Editorial

This issue of the Christian Educators Journal again offers reviews of a range of books that may be of interest to educators in Christian schools. They range from fiction that you would personally enjoy and can share with your students, to analyses of the ways in which Christians can be in the world in transformative ways. It is our hope that these books will serve to stimulate conversations in your staff rooms and that they will help you shape both the craft and the content of your teaching.  In this way, we hope to encourage all Christian educators to continue to grow in their understanding of how they, with their students, can best serve God in their classrooms and in the world outside of their classrooms.

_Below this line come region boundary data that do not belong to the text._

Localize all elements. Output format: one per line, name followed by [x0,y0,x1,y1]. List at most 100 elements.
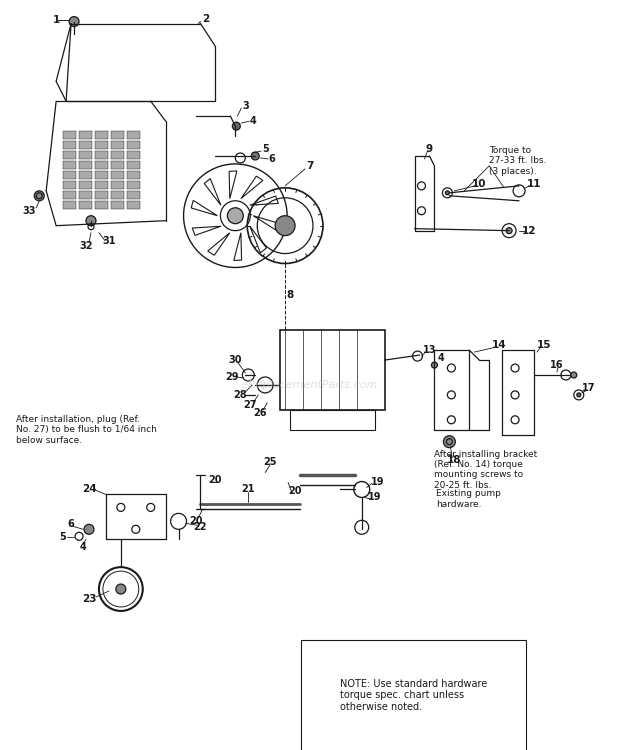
Text: 32: 32 [79,241,93,250]
Bar [127,161,140,169]
Text: 19: 19 [371,476,384,487]
Bar [95,131,108,139]
Text: 3: 3 [242,101,249,111]
Text: 6: 6 [269,154,275,164]
Text: NOTE: Use standard hardware
torque spec. chart unless
otherwise noted.: NOTE: Use standard hardware torque spec.… [340,679,487,712]
Bar [95,161,108,169]
Text: 18: 18 [447,454,462,464]
Text: 26: 26 [254,408,267,418]
Text: 29: 29 [226,372,239,382]
Text: 13: 13 [423,345,436,355]
Bar [79,131,92,139]
Text: 4: 4 [250,116,257,126]
Bar [280,330,384,410]
Text: 2: 2 [202,13,209,23]
Text: 20: 20 [288,487,302,496]
Circle shape [432,362,438,368]
Circle shape [577,393,581,397]
Text: 9: 9 [426,144,433,154]
Text: 11: 11 [527,178,541,189]
Bar [127,131,140,139]
Text: 14: 14 [492,340,507,350]
Text: 24: 24 [82,484,96,494]
Text: 25: 25 [264,457,277,466]
Bar [111,151,124,159]
Text: 8: 8 [286,290,294,300]
Bar [111,201,124,208]
Bar [127,171,140,179]
Text: 19: 19 [368,493,381,502]
Circle shape [571,372,577,378]
Circle shape [443,436,455,448]
Bar [111,181,124,189]
Bar [63,151,76,159]
Text: 33: 33 [22,206,36,216]
Text: 20: 20 [188,516,202,526]
Text: eReplacementParts.com: eReplacementParts.com [242,380,378,390]
Bar [63,181,76,189]
Text: 12: 12 [522,226,536,236]
Text: 10: 10 [472,178,487,189]
Bar [63,190,76,199]
Text: 6: 6 [68,519,74,530]
Bar [79,190,92,199]
Text: 17: 17 [582,383,595,393]
Text: 22: 22 [193,522,207,532]
Bar [79,201,92,208]
Text: 15: 15 [537,340,551,350]
Bar [63,161,76,169]
Text: Torque to
27-33 ft. lbs.
(3 places).: Torque to 27-33 ft. lbs. (3 places). [489,146,547,176]
Text: 20: 20 [209,475,222,484]
Circle shape [232,122,241,130]
Bar [79,141,92,149]
Circle shape [86,216,96,226]
Bar [290,410,374,430]
Bar [127,151,140,159]
Bar [111,141,124,149]
Bar [63,141,76,149]
Circle shape [228,208,243,224]
Bar [79,181,92,189]
Bar [63,171,76,179]
Bar [127,181,140,189]
Bar [95,141,108,149]
Bar [95,171,108,179]
Bar [127,190,140,199]
Bar [79,151,92,159]
Bar [63,201,76,208]
Circle shape [116,584,126,594]
Text: 4: 4 [79,542,86,552]
Bar [111,161,124,169]
Bar [79,161,92,169]
Text: 5: 5 [60,532,66,542]
Circle shape [69,16,79,26]
Text: 16: 16 [550,360,564,370]
Circle shape [275,216,295,236]
Text: 4: 4 [438,353,445,363]
Circle shape [84,524,94,534]
Text: After installation, plug (Ref.
No. 27) to be flush to 1/64 inch
below surface.: After installation, plug (Ref. No. 27) t… [16,415,157,445]
Text: 27: 27 [244,400,257,410]
Circle shape [506,228,512,234]
Bar [95,190,108,199]
Bar [95,201,108,208]
Bar [127,201,140,208]
Bar [63,131,76,139]
Text: 30: 30 [229,355,242,365]
Text: 5: 5 [262,144,268,154]
Bar [79,171,92,179]
Text: After installing bracket
(Ref. No. 14) torque
mounting screws to
20-25 ft. lbs.: After installing bracket (Ref. No. 14) t… [435,450,538,490]
Bar [111,190,124,199]
Text: 1: 1 [53,14,60,25]
Circle shape [251,152,259,160]
Text: 7: 7 [306,161,314,171]
Text: 28: 28 [234,390,247,400]
Bar [111,171,124,179]
Bar [111,131,124,139]
Bar [95,151,108,159]
Text: Existing pump
hardware.: Existing pump hardware. [436,490,502,509]
Circle shape [445,190,450,195]
Text: 21: 21 [242,484,255,494]
Bar [127,141,140,149]
Text: 23: 23 [82,594,96,604]
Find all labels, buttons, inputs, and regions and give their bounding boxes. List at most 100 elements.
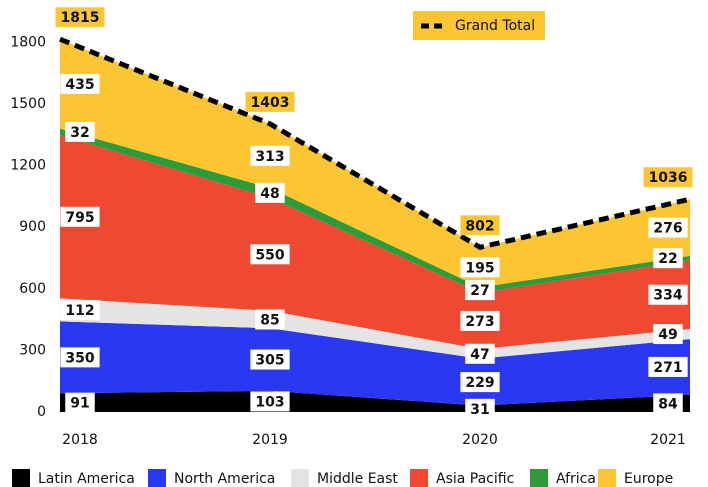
data-label: 795 xyxy=(65,210,94,226)
total-label: 802 xyxy=(465,218,494,234)
total-label-box xyxy=(643,167,693,188)
data-label: 229 xyxy=(465,375,494,391)
x-tick-label: 2020 xyxy=(462,432,498,448)
legend-swatch xyxy=(291,469,309,487)
data-label-box xyxy=(653,248,683,269)
data-label: 85 xyxy=(255,309,285,330)
data-label: 305 xyxy=(255,353,284,369)
total-label: 1036 xyxy=(649,170,688,186)
legend-label: Middle East xyxy=(317,471,398,487)
data-label-box xyxy=(465,398,495,419)
data-label-box xyxy=(60,206,100,227)
total-label-box xyxy=(245,91,295,112)
legend-label: Grand Total xyxy=(455,18,535,34)
area xyxy=(60,135,690,349)
area xyxy=(60,321,690,406)
data-label: 795 xyxy=(60,206,100,227)
data-label-box xyxy=(460,310,500,331)
area xyxy=(60,298,690,359)
data-label-box xyxy=(648,284,688,305)
data-label: 350 xyxy=(60,347,100,368)
legend-label: Europe xyxy=(624,471,673,487)
data-label: 313 xyxy=(250,145,290,166)
legend-label: Africa xyxy=(556,471,596,487)
data-label-box xyxy=(60,299,100,320)
data-label-box xyxy=(250,349,290,370)
x-tick-label: 2018 xyxy=(62,432,98,448)
data-label: 305 xyxy=(250,349,290,370)
data-label: 273 xyxy=(465,314,494,330)
total-label: 1403 xyxy=(245,91,295,112)
data-label: 84 xyxy=(658,396,678,412)
data-label: 85 xyxy=(260,312,279,328)
y-tick-label: 1500 xyxy=(10,96,46,112)
data-label: 313 xyxy=(255,149,284,165)
data-label: 91 xyxy=(70,396,89,412)
data-label-box xyxy=(60,347,100,368)
data-label: 84 xyxy=(653,393,683,414)
data-label: 49 xyxy=(653,324,683,345)
data-label: 276 xyxy=(653,221,682,237)
data-label-box xyxy=(250,391,290,412)
data-label-box xyxy=(460,257,500,278)
data-label-box xyxy=(465,280,495,301)
area xyxy=(60,390,690,412)
data-label: 31 xyxy=(465,398,495,419)
data-label: 48 xyxy=(260,186,279,202)
data-label-box xyxy=(653,324,683,345)
data-label: 276 xyxy=(648,217,688,238)
legend-label: North America xyxy=(174,471,275,487)
data-label-box xyxy=(460,372,500,393)
total-line xyxy=(59,36,691,250)
data-label-box xyxy=(250,145,290,166)
data-label: 32 xyxy=(70,125,89,141)
data-label: 271 xyxy=(653,360,682,376)
data-label: 27 xyxy=(465,280,495,301)
data-label: 47 xyxy=(470,347,489,363)
y-tick-label: 300 xyxy=(19,342,46,358)
data-label: 435 xyxy=(60,73,100,94)
data-label: 273 xyxy=(460,310,500,331)
y-tick-label: 600 xyxy=(19,281,46,297)
data-label-box xyxy=(648,217,688,238)
data-label: 112 xyxy=(65,303,94,319)
data-label: 195 xyxy=(465,260,494,276)
data-label-box xyxy=(65,121,95,142)
data-label-box xyxy=(465,343,495,364)
data-label: 47 xyxy=(465,343,495,364)
data-label: 48 xyxy=(255,182,285,203)
data-label: 49 xyxy=(658,327,677,343)
legend-label: Latin America xyxy=(38,471,135,487)
data-label: 32 xyxy=(65,121,95,142)
total-label: 1815 xyxy=(61,10,100,26)
data-label-box xyxy=(255,182,285,203)
data-label-box xyxy=(653,393,683,414)
data-label-box xyxy=(648,356,688,377)
legend-swatch xyxy=(12,469,30,487)
data-label-box xyxy=(60,73,100,94)
total-label: 802 xyxy=(460,215,500,236)
data-label: 195 xyxy=(460,257,500,278)
data-label: 103 xyxy=(250,391,290,412)
data-label: 550 xyxy=(250,244,290,265)
data-label-box xyxy=(250,244,290,265)
legend-swatch xyxy=(598,469,616,487)
x-tick-label: 2019 xyxy=(252,432,288,448)
y-tick-label: 1200 xyxy=(10,158,46,174)
data-label-box xyxy=(255,309,285,330)
data-label: 22 xyxy=(653,248,683,269)
y-tick-label: 1800 xyxy=(10,34,46,50)
total-label-box xyxy=(460,215,500,236)
data-label: 22 xyxy=(658,251,677,267)
data-label: 334 xyxy=(648,284,688,305)
data-label: 112 xyxy=(60,299,100,320)
data-label: 103 xyxy=(255,394,284,410)
legend-swatch xyxy=(410,469,428,487)
total-label: 1036 xyxy=(643,167,693,188)
data-label-box xyxy=(65,392,95,413)
data-label: 435 xyxy=(65,77,94,93)
data-label: 31 xyxy=(470,402,489,418)
data-label: 334 xyxy=(653,288,682,304)
legend-swatch xyxy=(148,469,166,487)
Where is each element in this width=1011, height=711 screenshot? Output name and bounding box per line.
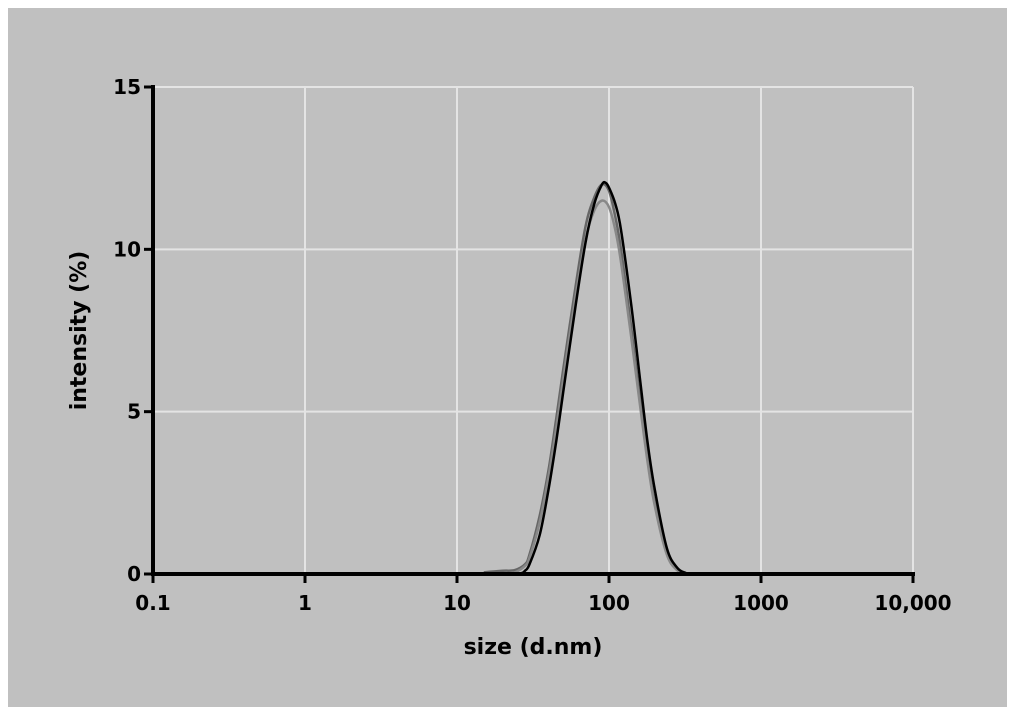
y-tick-label: 5 (127, 400, 141, 424)
x-axis-title: size (d.nm) (464, 635, 603, 660)
x-tick-label: 1 (298, 591, 312, 615)
chart: 0.1 1 10 100 1000 10,000 0 5 10 15 size (d.nm) i… (67, 75, 952, 660)
y-axis-title: intensity (%) (67, 251, 92, 411)
x-tick-label: 10,000 (874, 591, 951, 615)
grid (153, 86, 914, 574)
x-tick-label: 100 (588, 591, 630, 615)
y-tick-label: 0 (127, 562, 141, 586)
axes (151, 85, 915, 576)
series-line-3 (502, 180, 692, 576)
chart-panel: 0.1 1 10 100 1000 10,000 0 5 10 15 size (d.nm) i… (8, 8, 1007, 707)
x-tick-label: 1000 (733, 591, 789, 615)
x-tick-label: 10 (443, 591, 471, 615)
series-group (483, 180, 692, 576)
x-ticks: 0.1 1 10 100 1000 10,000 (135, 574, 952, 615)
series-line-2 (502, 199, 690, 576)
y-tick-label: 15 (113, 75, 141, 99)
y-tick-label: 10 (113, 237, 141, 261)
y-ticks: 0 5 10 15 (113, 75, 153, 586)
x-tick-label: 0.1 (135, 591, 170, 615)
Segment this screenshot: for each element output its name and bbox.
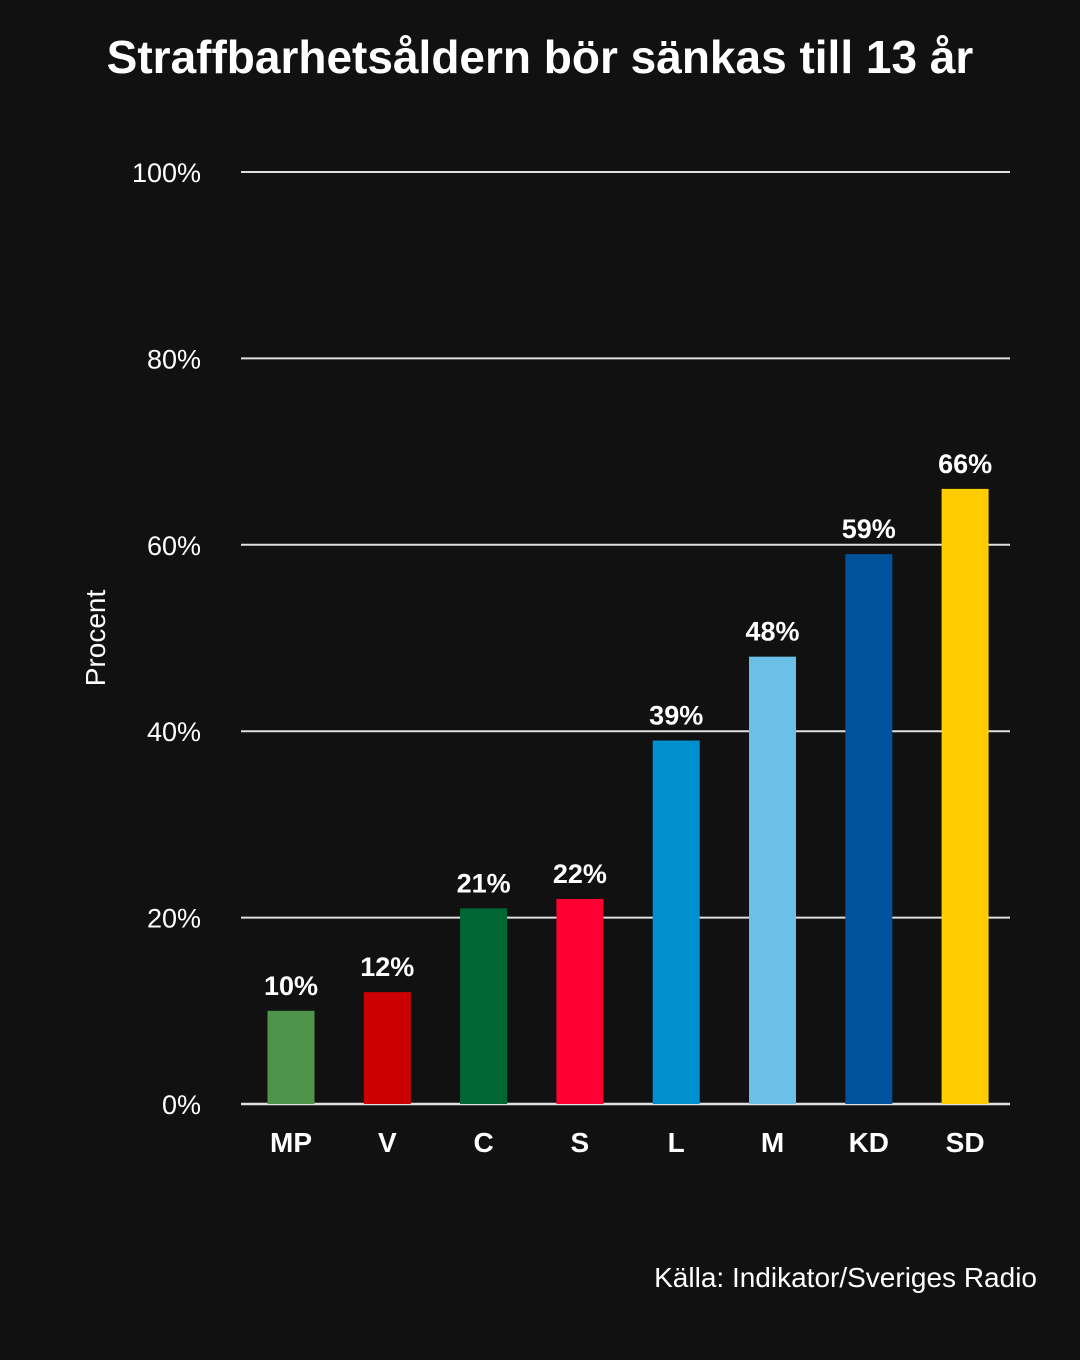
x-tick-label-mp: MP (270, 1127, 312, 1158)
data-label-v: 12% (360, 952, 414, 982)
x-tick-label-v: V (378, 1127, 397, 1158)
y-tick-label: 80% (147, 344, 201, 374)
x-tick-label-l: L (668, 1127, 685, 1158)
y-tick-label: 20% (147, 904, 201, 934)
bar-v (363, 992, 411, 1104)
bar-s (556, 898, 604, 1104)
x-tick-label-s: S (571, 1127, 590, 1158)
data-label-mp: 10% (264, 971, 318, 1001)
x-tick-labels: MP V C S L M KD SD (270, 1127, 985, 1158)
bar-l (652, 740, 700, 1104)
chart-title: Straffbarhetsåldern bör sänkas till 13 å… (106, 31, 974, 83)
grid-lines (241, 171, 1010, 1106)
x-tick-label-sd: SD (946, 1127, 985, 1158)
x-tick-label-m: M (761, 1127, 784, 1158)
bars (267, 488, 989, 1104)
y-tick-label: 100% (132, 158, 201, 188)
data-label-c: 21% (457, 868, 511, 898)
bar-kd (845, 554, 893, 1104)
x-tick-label-kd: KD (849, 1127, 889, 1158)
data-label-s: 22% (553, 859, 607, 889)
y-tick-labels: 0% 20% 40% 60% 80% 100% (132, 158, 201, 1120)
data-label-sd: 66% (938, 449, 992, 479)
bar-c (460, 908, 508, 1104)
data-labels: 10% 12% 21% 22% 39% 48% 59% 66% (264, 449, 992, 1001)
source-note: Källa: Indikator/Sveriges Radio (654, 1262, 1037, 1293)
y-tick-label: 0% (162, 1090, 201, 1120)
y-tick-label: 40% (147, 717, 201, 747)
data-label-m: 48% (745, 617, 799, 647)
bar-mp (267, 1010, 315, 1104)
bar-sd (941, 488, 989, 1104)
x-tick-label-c: C (473, 1127, 493, 1158)
y-tick-label: 60% (147, 531, 201, 561)
y-axis-label: Procent (80, 590, 111, 687)
data-label-l: 39% (649, 701, 703, 731)
data-label-kd: 59% (842, 514, 896, 544)
bar-m (749, 656, 796, 1104)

We would also invite you to visit the new CEJ website at https://www.cejonline.com/. Here you will find back issues, links to sites and events of interest to Christian educators, a place to subscribe if you do not currently receive the CEJ, and a place to comment on what you have read in CEJ or to share thoughts that you might want others to consider. We hope that this website becomes a place of conversation and sharing between Christian educators. We would appreciate your thoughts on how to improve the website and on what topics you would like to see considered in future issues of the CEJ.

Beginning with the October 2011 issue of CEJ, we will be making some changes to the content. One of those changes will be the introduction of a new occasional column, titled, “New to the Trenches: Reflections of Beginning Educators.” In this column, educators new to the classroom, or students in faculties of education will reflect on their experiences as they stand at the beginning of their careers. Some possible issues that they might address include:

  • their hopes and dreams as they enter the profession
  • the effectiveness or ineffectiveness of their teacher training in relation to what they actually experienced in the classroom
  • their greatest surprises, challenges and joys
  • what they need in order to stay in the profession
  • suggestions they would like to make to their more and less experienced colleagues

Educators who would like to contribute to this column are invited to contact the editor (editorCEJ@bell.net) for more information.

As always, this issue of CEJ comes to you with the hope and prayer that God may fill all of us with wisdom, patience, and hope and we serve God’s children in our classrooms.  Enjoy your summer reading!!